In that far off mystical land of Money-No-Object, everything we own would be sparkly and shiny and brand spanking new.
In the same way that we all know nothing smells quite as good as a new car straight out of the showroom, is there anything to match the feeling of being the first person to snap the clasp on a box-fresh luxury watch?
However, just as you can practically see a new car’s value plummet with each tick of the odometer, high-end luxury timepieces also suffer from a predictable, if not quite so dramatic, depreciation once they’ve left the shop floor.
The discrepancy in cost between brand new and second hand has been driving a huge upsurge in the secondary market for the luxury watch market in the last few years, together with a few other excellent, and much less mercenary, reasons.
Pre-Owned Versus Brand New
Let’s get the financial benefits out of the way first.
When a watch goes from being ‘new’ to being ‘pre-owned’, it inherently depreciates.
While that’s a bummer for the first owner, it’s good news for the savvy collector, who can let the other guy take that initial financial hit before buying the watch for a fraction of its original price. It means a wider world of more exotic pieces is open to you than would otherwise be possible if you had your heart set on only buying brand new.
Also, unlike cars, which (with a few ultra rare exceptions), drop off a fiscal cliff and just keep dropping, fine watches will generally lose a certain amount of their value and then level off. Buying pre-owned, when the worst of the depreciation has been shouldered by someone else, means there’s much less of a sting if you decide you want to sell your watch on again in the future.
Depending on a number of factors, such as rarity or the desirability of the brand, you could even find you’re selling the piece for more than shelled out on it.
Another great reason for opting to go the pre-owned route is there’s a much stronger chance of you ending up with a watch that no one else has. Various models drop out of production at different times, and the piece you’ve coveted for years might no longer be available as a brand new buy. The second-hand market then becomes the only place you’re going to find your favourite watch, and the extra effort it takes to track it down, plus the shortage of supply, makes it more unlikely you’ll meet anyone with a matching wrist.
What To Look Out For
As with anything involving high-value items, the soaring popularity of the pre-owned watch market has brought with it a soaring reputation for fakes, scams and various shady carryings-on. Where there’s profit to be made, you can be assured that the less reputable element won’t be far behind.
Just as you wouldn’t (we hope!) buy a car or house without first doing a significant amount of research, it’s vital you approach the process of buying a pre-owned watch cautiously.
With counterfeit pieces being made that are now so convincing even trained watchmakers are having trouble spotting them, you have to be able to trust your vendor implicitly. Watches that come complete with the original box and papers are always preferable, as are those with a documented service history.
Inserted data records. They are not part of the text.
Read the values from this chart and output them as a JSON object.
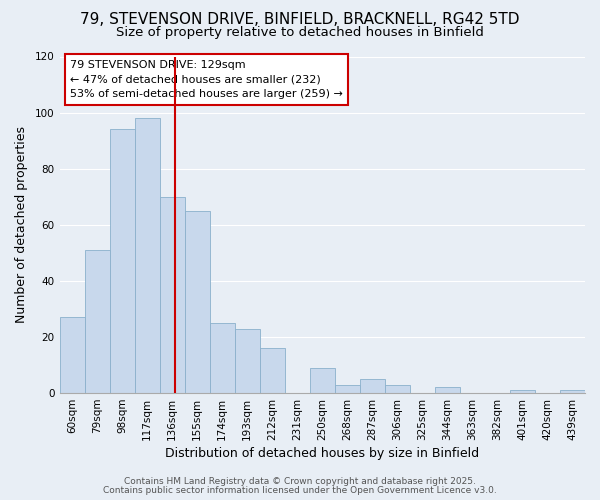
{
  "title": "79, STEVENSON DRIVE, BINFIELD, BRACKNELL, RG42 5TD",
  "subtitle": "Size of property relative to detached houses in Binfield",
  "xlabel": "Distribution of detached houses by size in Binfield",
  "ylabel": "Number of detached properties",
  "bar_labels": [
    "60sqm",
    "79sqm",
    "98sqm",
    "117sqm",
    "136sqm",
    "155sqm",
    "174sqm",
    "193sqm",
    "212sqm",
    "231sqm",
    "250sqm",
    "268sqm",
    "287sqm",
    "306sqm",
    "325sqm",
    "344sqm",
    "363sqm",
    "382sqm",
    "401sqm",
    "420sqm",
    "439sqm"
  ],
  "bar_values": [
    27,
    51,
    94,
    98,
    70,
    65,
    25,
    23,
    16,
    0,
    9,
    3,
    5,
    3,
    0,
    2,
    0,
    0,
    1,
    0,
    1
  ],
  "bar_color": "#c8d8ec",
  "bar_edge_color": "#8ab0cc",
  "vline_color": "#cc0000",
  "ylim": [
    0,
    120
  ],
  "yticks": [
    0,
    20,
    40,
    60,
    80,
    100,
    120
  ],
  "annotation_title": "79 STEVENSON DRIVE: 129sqm",
  "annotation_line1": "← 47% of detached houses are smaller (232)",
  "annotation_line2": "53% of semi-detached houses are larger (259) →",
  "annotation_box_facecolor": "#ffffff",
  "annotation_box_edgecolor": "#cc0000",
  "footer1": "Contains HM Land Registry data © Crown copyright and database right 2025.",
  "footer2": "Contains public sector information licensed under the Open Government Licence v3.0.",
  "background_color": "#e8eef5",
  "plot_background": "#e8eef5",
  "title_fontsize": 11,
  "subtitle_fontsize": 9.5,
  "xlabel_fontsize": 9,
  "ylabel_fontsize": 9,
  "tick_fontsize": 7.5,
  "annotation_fontsize": 8,
  "footer_fontsize": 6.5,
  "grid_color": "#ffffff",
  "spine_color": "#aaaaaa"
}
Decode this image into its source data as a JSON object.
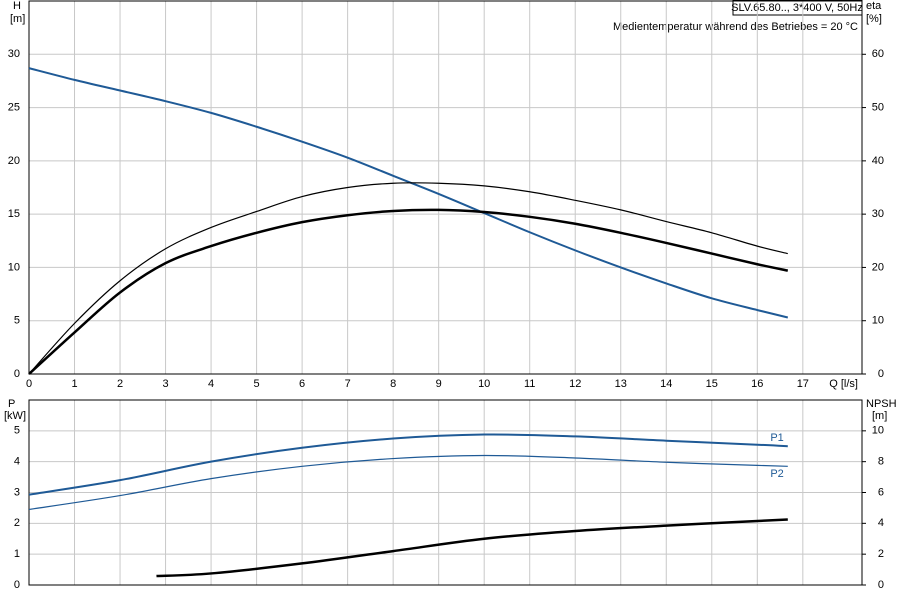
{
  "chart_data": [
    {
      "type": "line",
      "title": "SLV.65.80.., 3*400 V, 50Hz",
      "annotation": "Medientemperatur während des Betriebes = 20 °C",
      "ylabel": "H",
      "yunit": "[m]",
      "y2label": "eta",
      "y2unit": "[%]",
      "xlabel": "Q [l/s]",
      "xlim": [
        0,
        18.3
      ],
      "xticks": [
        0,
        1,
        2,
        3,
        4,
        5,
        6,
        7,
        8,
        9,
        10,
        11,
        12,
        13,
        14,
        15,
        16,
        17
      ],
      "ylim": [
        0,
        35
      ],
      "yticks": [
        0,
        5,
        10,
        15,
        20,
        25,
        30
      ],
      "y2lim": [
        0,
        70
      ],
      "y2ticks": [
        0,
        10,
        20,
        30,
        40,
        50,
        60
      ],
      "grid": true,
      "series": [
        {
          "color": "#1f5a96",
          "linewidth": 2,
          "x": [
            0,
            1,
            2,
            3,
            4,
            5,
            6,
            7,
            8,
            9,
            10,
            11,
            12,
            13,
            14,
            15,
            16,
            16.67
          ],
          "values": [
            28.7,
            27.6,
            26.6,
            25.6,
            24.5,
            23.2,
            21.8,
            20.3,
            18.6,
            16.9,
            15.1,
            13.3,
            11.6,
            10.0,
            8.5,
            7.1,
            6.0,
            5.3
          ]
        },
        {
          "color": "#000000",
          "linewidth": 2.5,
          "axis": "y2",
          "x": [
            0,
            1,
            2,
            3,
            4,
            5,
            6,
            7,
            8,
            9,
            10,
            11,
            12,
            13,
            14,
            15,
            16,
            16.67
          ],
          "values": [
            0,
            7.8,
            15.3,
            20.8,
            24,
            26.5,
            28.5,
            29.8,
            30.6,
            30.8,
            30.4,
            29.5,
            28.2,
            26.5,
            24.6,
            22.6,
            20.6,
            19.4
          ]
        },
        {
          "color": "#000000",
          "linewidth": 1.2,
          "axis": "y2",
          "x": [
            0,
            1,
            2,
            3,
            4,
            5,
            6,
            7,
            8,
            9,
            10,
            11,
            12,
            13,
            14,
            15,
            16,
            16.67
          ],
          "values": [
            0,
            9.5,
            17.5,
            23.5,
            27.5,
            30.5,
            33.3,
            35,
            35.8,
            35.8,
            35.3,
            34.2,
            32.6,
            30.8,
            28.6,
            26.5,
            24,
            22.6
          ]
        }
      ]
    },
    {
      "type": "line",
      "ylabel": "P",
      "yunit": "[kW]",
      "y2label": "NPSH",
      "y2unit": "[m]",
      "xlim": [
        0,
        18.3
      ],
      "xticks": [
        0,
        1,
        2,
        3,
        4,
        5,
        6,
        7,
        8,
        9,
        10,
        11,
        12,
        13,
        14,
        15,
        16,
        17
      ],
      "ylim": [
        0,
        6
      ],
      "yticks": [
        0,
        1,
        2,
        3,
        4,
        5
      ],
      "y2lim": [
        0,
        12
      ],
      "y2ticks": [
        0,
        2,
        4,
        6,
        8,
        10
      ],
      "grid": true,
      "series": [
        {
          "name": "P1",
          "color": "#1f5a96",
          "linewidth": 2,
          "x": [
            0,
            2,
            4,
            6,
            8,
            10,
            12,
            14,
            16,
            16.67
          ],
          "values": [
            2.93,
            3.4,
            4.0,
            4.45,
            4.75,
            4.88,
            4.82,
            4.68,
            4.55,
            4.5
          ]
        },
        {
          "name": "P2",
          "color": "#1f5a96",
          "linewidth": 1.2,
          "x": [
            0,
            2,
            4,
            6,
            8,
            10,
            12,
            14,
            16,
            16.67
          ],
          "values": [
            2.45,
            2.9,
            3.45,
            3.85,
            4.1,
            4.2,
            4.12,
            3.98,
            3.88,
            3.85
          ]
        },
        {
          "color": "#000000",
          "linewidth": 2.5,
          "axis": "y2",
          "x": [
            2.8,
            4,
            6,
            8,
            10,
            12,
            14,
            16,
            16.67
          ],
          "values": [
            0.58,
            0.75,
            1.4,
            2.2,
            3.0,
            3.5,
            3.85,
            4.15,
            4.25
          ]
        }
      ]
    }
  ]
}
Even if the watch you’ve set your sights on is the genuine item, that doesn’t mean all your potential problems just disappear. When buying a used car, a gleaming paint job has disguised many a lemon and will do nothing to prevent the transmission dropping out the bottom five miles down the road. Similarly, just because your genuine pre-owned timepiece looks great, you don’t know what’s going on beneath the surface, and if you’re buying online, there’s no way to check.
From borrowed, inferior parts to water corrosion on the movement, this is another reason to steer clear of anything that seems too good to be true and stick only to recognised and well-established dealers.
At Bob’s Watches, all of our watches are certified as 100% authentic and serviced only with genuine Rolex parts, with a full refund guarantee.
Wear and Tear
When you’re buying a pre-owned watch, its age and type should tell you a lot about the number of dents and scratches you should expect to find. A 20-year old Submariner, for example, will likely have had a harder life than a 5 year-old Milgauss, and that will be reflected in the wear and tear on the case, as well as in the price. You will have to decide for yourself how many scuffs and scrapes are too many, but always try to take emotion out of it. Any damage you can see on the outside could very easily have been felt on the inside too.
Careful examination is paramount as is, again, the reputation and reputability of the dealer.
It’s also worth remembering that, compared to a brand new model, older watches will take more looking after and it’s a good idea to have them serviced more frequently than their modern day counterparts.
The advantages of buying a pre-owned luxury watch are pretty clear. An increase in buying power opens the door to options that would have remained otherwise closed, along with the chance of landing yourself a rare gem that you’re unlikely to encounter anywhere else. Choose carefully, research thoroughly and you can end up with not only a stunning timepiece but a very sound investment as well.